Female engineers praised at IET award ceremony

Female engineers from Siemens, Jaguar Land Rover and a UK plastics firm have all been awarded at the IET’s Young Woman Engineers of the Year event.

The awards ceremony is designed to recognise innovative work in engineering by females in order to promote women in the sector

The winners will play an ambassadorial role for the engineering and technology professions in the forthcoming months, promoting engineering careers to girls and young people.
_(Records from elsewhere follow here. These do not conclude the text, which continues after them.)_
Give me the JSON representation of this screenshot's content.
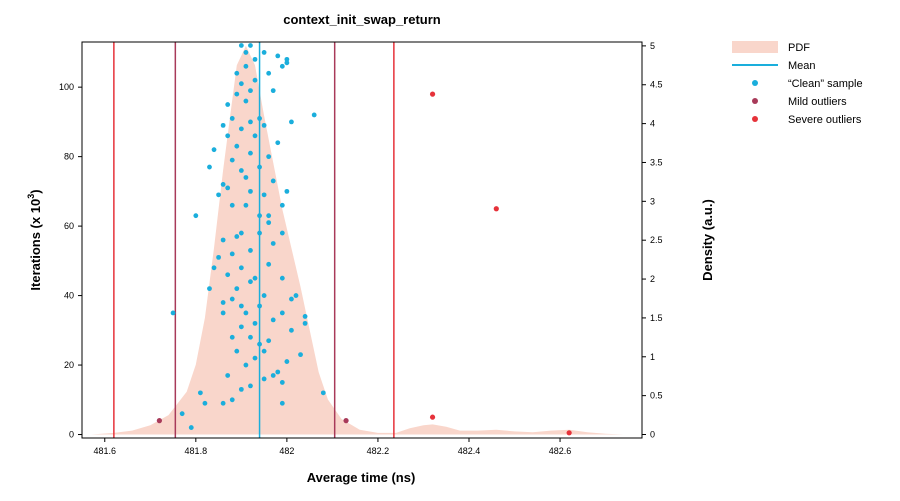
{
  "chart_data": {
    "type": "scatter",
    "title": "context_init_swap_return",
    "xlabel": "Average time (ns)",
    "ylabel": "Iterations (x 10",
    "ylabel_superscript": "3",
    "ylabel_suffix": ")",
    "y2label": "Density (a.u.)",
    "xlim": [
      481.55,
      482.78
    ],
    "ylim": [
      -1,
      113
    ],
    "y2lim": [
      -0.045,
      5.05
    ],
    "x_ticks": [
      481.6,
      481.8,
      482,
      482.2,
      482.4,
      482.6
    ],
    "x_tick_labels": [
      "481.6",
      "481.8",
      "482",
      "482.2",
      "482.4",
      "482.6"
    ],
    "y_ticks": [
      0,
      20,
      40,
      60,
      80,
      100
    ],
    "y_tick_labels": [
      "0",
      "20",
      "40",
      "60",
      "80",
      "100"
    ],
    "y2_ticks": [
      0,
      0.5,
      1,
      1.5,
      2,
      2.5,
      3,
      3.5,
      4,
      4.5,
      5
    ],
    "y2_tick_labels": [
      "0",
      "0.5",
      "1",
      "1.5",
      "2",
      "2.5",
      "3",
      "3.5",
      "4",
      "4.5",
      "5"
    ],
    "grid": false,
    "legend_position": "outside-right",
    "legend": [
      {
        "label": "PDF",
        "kind": "area",
        "color": "#f9d6cb"
      },
      {
        "label": "Mean",
        "kind": "line",
        "color": "#1aaedc"
      },
      {
        "label": "“Clean” sample",
        "kind": "point",
        "color": "#1aaedc"
      },
      {
        "label": "Mild outliers",
        "kind": "point",
        "color": "#a83a59"
      },
      {
        "label": "Severe outliers",
        "kind": "point",
        "color": "#e6323a"
      }
    ],
    "colors": {
      "pdf": "#f9d6cb",
      "mean": "#1aaedc",
      "clean": "#1aaedc",
      "mild": "#a83a59",
      "severe": "#e6323a"
    },
    "mean": 481.94,
    "mild_outlier_bounds": [
      481.755,
      482.105
    ],
    "severe_outlier_bounds": [
      481.62,
      482.235
    ],
    "pdf": [
      [
        481.57,
        0
      ],
      [
        481.62,
        0.02
      ],
      [
        481.66,
        0.05
      ],
      [
        481.7,
        0.12
      ],
      [
        481.74,
        0.25
      ],
      [
        481.78,
        0.55
      ],
      [
        481.8,
        0.9
      ],
      [
        481.82,
        1.5
      ],
      [
        481.84,
        2.4
      ],
      [
        481.86,
        3.4
      ],
      [
        481.88,
        4.3
      ],
      [
        481.89,
        4.75
      ],
      [
        481.91,
        5.0
      ],
      [
        481.93,
        4.75
      ],
      [
        481.95,
        4.1
      ],
      [
        481.97,
        3.5
      ],
      [
        481.99,
        2.9
      ],
      [
        482.01,
        2.4
      ],
      [
        482.03,
        1.9
      ],
      [
        482.05,
        1.35
      ],
      [
        482.07,
        0.8
      ],
      [
        482.09,
        0.45
      ],
      [
        482.12,
        0.2
      ],
      [
        482.16,
        0.06
      ],
      [
        482.2,
        0.02
      ],
      [
        482.24,
        0.02
      ],
      [
        482.27,
        0.08
      ],
      [
        482.3,
        0.12
      ],
      [
        482.32,
        0.13
      ],
      [
        482.35,
        0.1
      ],
      [
        482.38,
        0.05
      ],
      [
        482.42,
        0.05
      ],
      [
        482.46,
        0.06
      ],
      [
        482.5,
        0.04
      ],
      [
        482.54,
        0.03
      ],
      [
        482.58,
        0.05
      ],
      [
        482.62,
        0.06
      ],
      [
        482.66,
        0.03
      ],
      [
        482.7,
        0.01
      ],
      [
        482.74,
        0
      ]
    ],
    "clean_points": [
      [
        481.79,
        2
      ],
      [
        481.77,
        6
      ],
      [
        481.82,
        9
      ],
      [
        481.81,
        12
      ],
      [
        481.86,
        9
      ],
      [
        481.88,
        10
      ],
      [
        481.99,
        9
      ],
      [
        482.08,
        12
      ],
      [
        481.9,
        13
      ],
      [
        481.92,
        14
      ],
      [
        481.87,
        17
      ],
      [
        481.95,
        16
      ],
      [
        481.98,
        18
      ],
      [
        481.97,
        17
      ],
      [
        481.99,
        15
      ],
      [
        481.91,
        20
      ],
      [
        481.93,
        22
      ],
      [
        482.0,
        21
      ],
      [
        481.95,
        24
      ],
      [
        482.03,
        23
      ],
      [
        481.89,
        24
      ],
      [
        481.94,
        26
      ],
      [
        481.88,
        28
      ],
      [
        481.92,
        28
      ],
      [
        481.96,
        27
      ],
      [
        482.01,
        30
      ],
      [
        481.9,
        31
      ],
      [
        481.93,
        32
      ],
      [
        481.97,
        33
      ],
      [
        482.04,
        32
      ],
      [
        481.75,
        35
      ],
      [
        481.86,
        35
      ],
      [
        481.91,
        35
      ],
      [
        481.99,
        35
      ],
      [
        482.04,
        34
      ],
      [
        481.9,
        37
      ],
      [
        481.94,
        37
      ],
      [
        482.01,
        39
      ],
      [
        481.86,
        38
      ],
      [
        481.88,
        39
      ],
      [
        481.95,
        40
      ],
      [
        482.02,
        40
      ],
      [
        481.83,
        42
      ],
      [
        481.89,
        42
      ],
      [
        481.92,
        44
      ],
      [
        481.87,
        46
      ],
      [
        481.93,
        45
      ],
      [
        481.99,
        45
      ],
      [
        481.84,
        48
      ],
      [
        481.9,
        48
      ],
      [
        481.96,
        49
      ],
      [
        481.85,
        51
      ],
      [
        481.88,
        52
      ],
      [
        481.92,
        53
      ],
      [
        481.97,
        55
      ],
      [
        481.86,
        56
      ],
      [
        481.89,
        57
      ],
      [
        481.94,
        58
      ],
      [
        481.9,
        58
      ],
      [
        481.99,
        58
      ],
      [
        481.96,
        61
      ],
      [
        481.8,
        63
      ],
      [
        481.94,
        63
      ],
      [
        481.96,
        63
      ],
      [
        481.88,
        66
      ],
      [
        481.91,
        66
      ],
      [
        481.99,
        66
      ],
      [
        481.85,
        69
      ],
      [
        481.87,
        71
      ],
      [
        481.92,
        70
      ],
      [
        481.95,
        69
      ],
      [
        482.0,
        70
      ],
      [
        481.86,
        72
      ],
      [
        481.91,
        74
      ],
      [
        481.97,
        73
      ],
      [
        481.83,
        77
      ],
      [
        481.9,
        76
      ],
      [
        481.94,
        77
      ],
      [
        481.88,
        79
      ],
      [
        481.92,
        81
      ],
      [
        481.96,
        80
      ],
      [
        481.84,
        82
      ],
      [
        481.89,
        83
      ],
      [
        481.98,
        84
      ],
      [
        481.87,
        86
      ],
      [
        481.93,
        86
      ],
      [
        481.9,
        88
      ],
      [
        481.86,
        89
      ],
      [
        481.92,
        90
      ],
      [
        481.95,
        89
      ],
      [
        482.01,
        90
      ],
      [
        481.88,
        91
      ],
      [
        481.94,
        91
      ],
      [
        482.06,
        92
      ],
      [
        481.87,
        95
      ],
      [
        481.91,
        96
      ],
      [
        481.89,
        98
      ],
      [
        481.92,
        99
      ],
      [
        481.97,
        99
      ],
      [
        481.9,
        101
      ],
      [
        481.93,
        102
      ],
      [
        481.96,
        104
      ],
      [
        481.89,
        104
      ],
      [
        481.91,
        106
      ],
      [
        481.99,
        106
      ],
      [
        482.0,
        107
      ],
      [
        481.93,
        108
      ],
      [
        481.98,
        109
      ],
      [
        481.95,
        110
      ],
      [
        481.91,
        110
      ],
      [
        482.0,
        108
      ],
      [
        481.92,
        112
      ],
      [
        481.9,
        112
      ]
    ],
    "mild_points": [
      [
        481.72,
        4
      ],
      [
        482.13,
        4
      ]
    ],
    "severe_points": [
      [
        482.32,
        98
      ],
      [
        482.46,
        65
      ],
      [
        482.32,
        5
      ],
      [
        482.62,
        0.5
      ]
    ]
  }
}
From an initial shortlist of five, three women received an award last night:

  • IET Young Woman Engineer of the Year: Orla Murphy, 25, audio engineer from Jaguar Land Rover
  • IET Mary George Prize for Apprentices: Emma Goulding, 23, controls engineer from Siemens
  • Women’s Engineering Society Award: Helen Cavill, 31, process improvement manager from M&H Plastics

On winning, Orla said: “I can’t believe it! I am so delighted and honoured to have won and to have been given the opportunity to be an ambassador for women in engineering and hopefully a role model to young women and girls, in the hope that they too enter engineering.

“I really want to make the most of the year ahead to showcase the capability of women in engineering and raise the profile for women in the industry.”

Recent statistics from the IET’s Skills and Demand in Industry survey showed that women represent just nine per cent of the engineering workforce.

Upon taking up her position as IET president last month, Naomi Climer said that employers that fail to take on more women of their own accord should be given quotas in order to address the imbalance. 

“I’d like to congratulate the three winners who have been recognised and rewarded for their talent. They are a real credit to the engineering profession,” said Climer speaking at last night’s ceremony.

“But let’s not forget that these women will also help to champion engineering careers to the next generation, particularly girls, who may need a bit of encouragement to consider a career in engineering and technology.

“This is crucial because women are currently losing out on an interesting and rewarding career – engineering is a hugely exciting and diverse career with the opportunity to do something life- or world-changing.

“And our failure to attract enough women into engineering is also contributing to the national skills shortage.”

At last year’s event, Naomi Mitchison, an engineer that worked on military aircraft for Seles-ES, picked up the Young Woman Engineer of the Year Award 2014.